Let's see the fundamental of international financials. Outbound FDI is one part of a nation's owned external Assets, alongside with Portfolio, Financial Derivatives, Others (e.g. Loans, Trade Credits), Reserves, these are standard IMF classification. Same structure on the opposite side - Liabilities - owned by foreign nations. Followings are some samples:
http://www.mof.go.jp/international_policy/reference/iip/201609a.pdf
http://bea.gov/newsreleases/international/intinv/intinvnewsrelease.htm
http://www.bundesbank.de/Redaktion/...rmoegen_quartal.en.pdf?__blob=publicationFile
http://www.singstat.gov.sg/methodologies-standards/data-dissemination-standard/national-summary-page
Therefore naturally, nations with large Assets and small Liabilities have more resources to conduct outbound FDI. Note, those owning more international assets than liabilities they owe are called Creditor Nations, largest ones are Japan, Germany, China Mainland, Hong Kong, Taiwan, Switzerland, Norway, Netherlands, Singapore, Saudi Arabia and GCC states.
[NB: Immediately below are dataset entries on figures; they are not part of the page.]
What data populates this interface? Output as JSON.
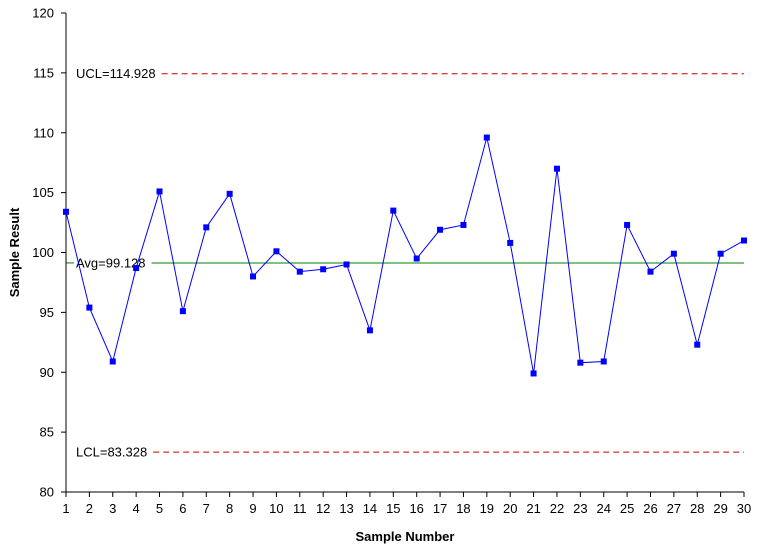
{
  "chart_data": {
    "type": "line",
    "title": "",
    "xlabel": "Sample Number",
    "ylabel": "Sample Result",
    "xlim": [
      1,
      30
    ],
    "ylim": [
      80,
      120
    ],
    "y_ticks": [
      80,
      85,
      90,
      95,
      100,
      105,
      110,
      115,
      120
    ],
    "x_ticks": [
      1,
      2,
      3,
      4,
      5,
      6,
      7,
      8,
      9,
      10,
      11,
      12,
      13,
      14,
      15,
      16,
      17,
      18,
      19,
      20,
      21,
      22,
      23,
      24,
      25,
      26,
      27,
      28,
      29,
      30
    ],
    "grid": false,
    "legend": "none",
    "series": [
      {
        "color": "#0000ff",
        "marker": "square",
        "x": [
          1,
          2,
          3,
          4,
          5,
          6,
          7,
          8,
          9,
          10,
          11,
          12,
          13,
          14,
          15,
          16,
          17,
          18,
          19,
          20,
          21,
          22,
          23,
          24,
          25,
          26,
          27,
          28,
          29,
          30
        ],
        "values": [
          103.4,
          95.4,
          90.9,
          98.7,
          105.1,
          95.1,
          102.1,
          104.9,
          98.0,
          100.1,
          98.4,
          98.6,
          99.0,
          93.5,
          103.5,
          99.5,
          101.9,
          102.3,
          109.6,
          100.8,
          89.9,
          107.0,
          90.8,
          90.9,
          102.3,
          98.4,
          99.9,
          92.3,
          99.9,
          101.0
        ]
      }
    ],
    "reference_lines": [
      {
        "label": "UCL=114.928",
        "value": 114.928,
        "color": "#cc0000",
        "style": "dashed"
      },
      {
        "label": "Avg=99.128",
        "value": 99.128,
        "color": "#008000",
        "style": "solid"
      },
      {
        "label": "LCL=83.328",
        "value": 83.328,
        "color": "#cc0000",
        "style": "dashed"
      }
    ]
  }
}
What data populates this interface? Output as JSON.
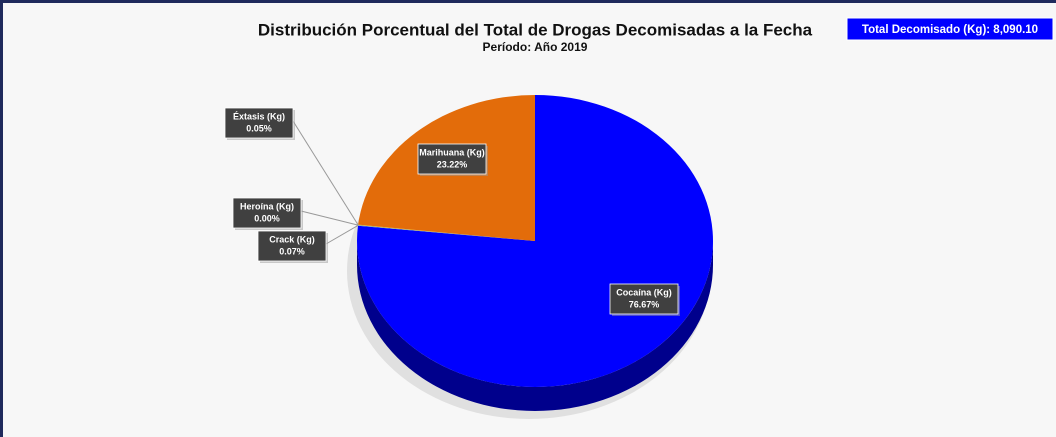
{
  "chart_data": {
    "type": "pie",
    "title": "Distribución Porcentual del Total de Drogas Decomisadas a la Fecha",
    "subtitle": "Período: Año 2019",
    "annotation": "Total Decomisado (Kg): 8,090.10",
    "categories": [
      "Cocaína (Kg)",
      "Crack (Kg)",
      "Heroína (Kg)",
      "Éxtasis (Kg)",
      "Marihuana (Kg)"
    ],
    "values": [
      76.67,
      0.07,
      0.0,
      0.05,
      23.22
    ],
    "value_labels": [
      "76.67%",
      "0.07%",
      "0.00%",
      "0.05%",
      "23.22%"
    ],
    "colors": [
      "#0000ff",
      "#5b9bd5",
      "#a5a5a5",
      "#ffc000",
      "#e36c0a"
    ]
  }
}
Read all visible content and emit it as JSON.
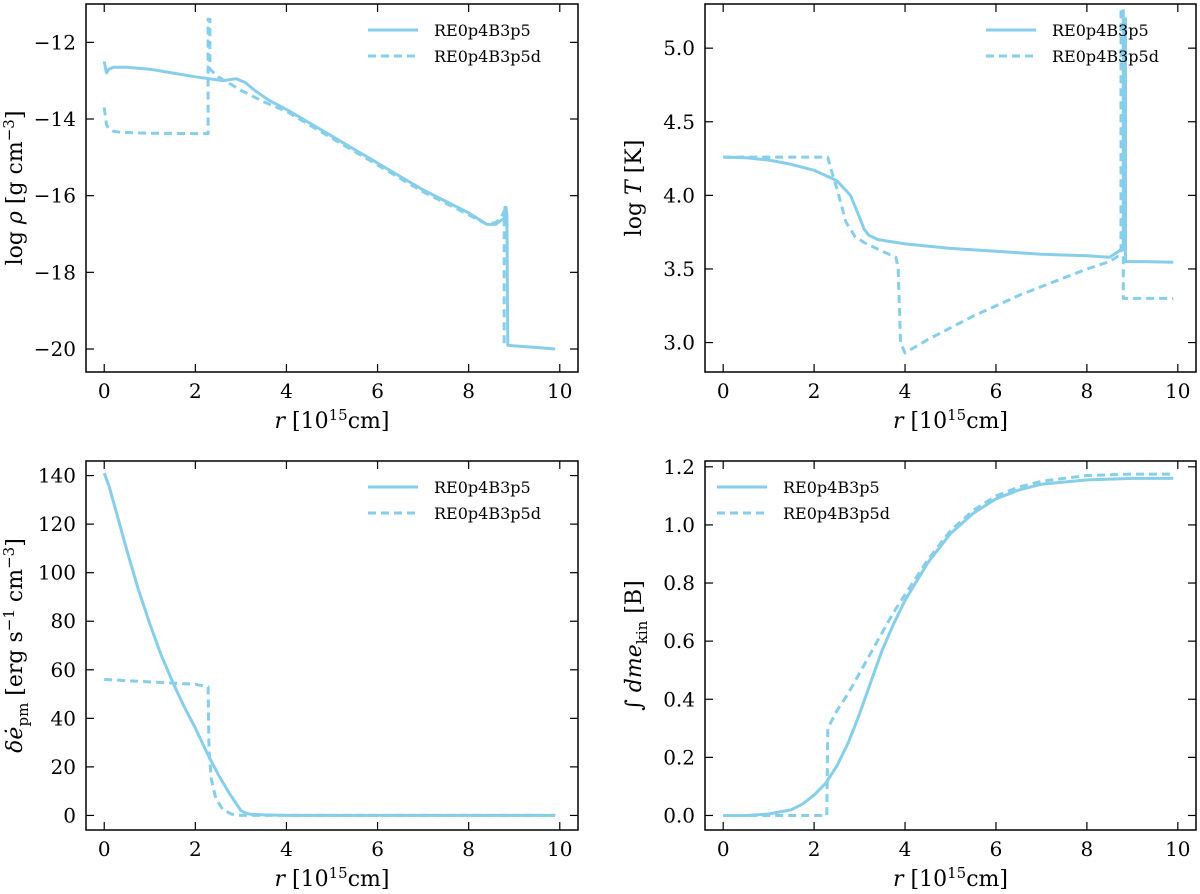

In the opposite it's the longer list of Debtor Nations, I'll leave it to you to find out the names, most nations are.
Moreover, Assets and Liabilities do change over time, see Current Account. Again, naturally nations with Current Account surplus have steady stream of resources to conduct outbound FDI. Nations with largest current account surplus include China Mainland, Germany, Japan, South Korea, Netherlands, Taiwan, Switzerland, Russia, Singapore, Norway. Likewise, you can find out the long list of nations with current account deficit.
The Germans accumulate huge money due to gigantic trade and current account surpluses over decades. At the beginning they bought thousands of tons of Gold. Well today they don't buy Gold, but acquire assets all over the world.
To cut the story short, Vietnam should copy from the best, mixing it with domestic ingredients, finding out a way to move forward.
To lure big US cooperations to open offices, factories, R&D centers to Vietnam is the challenge.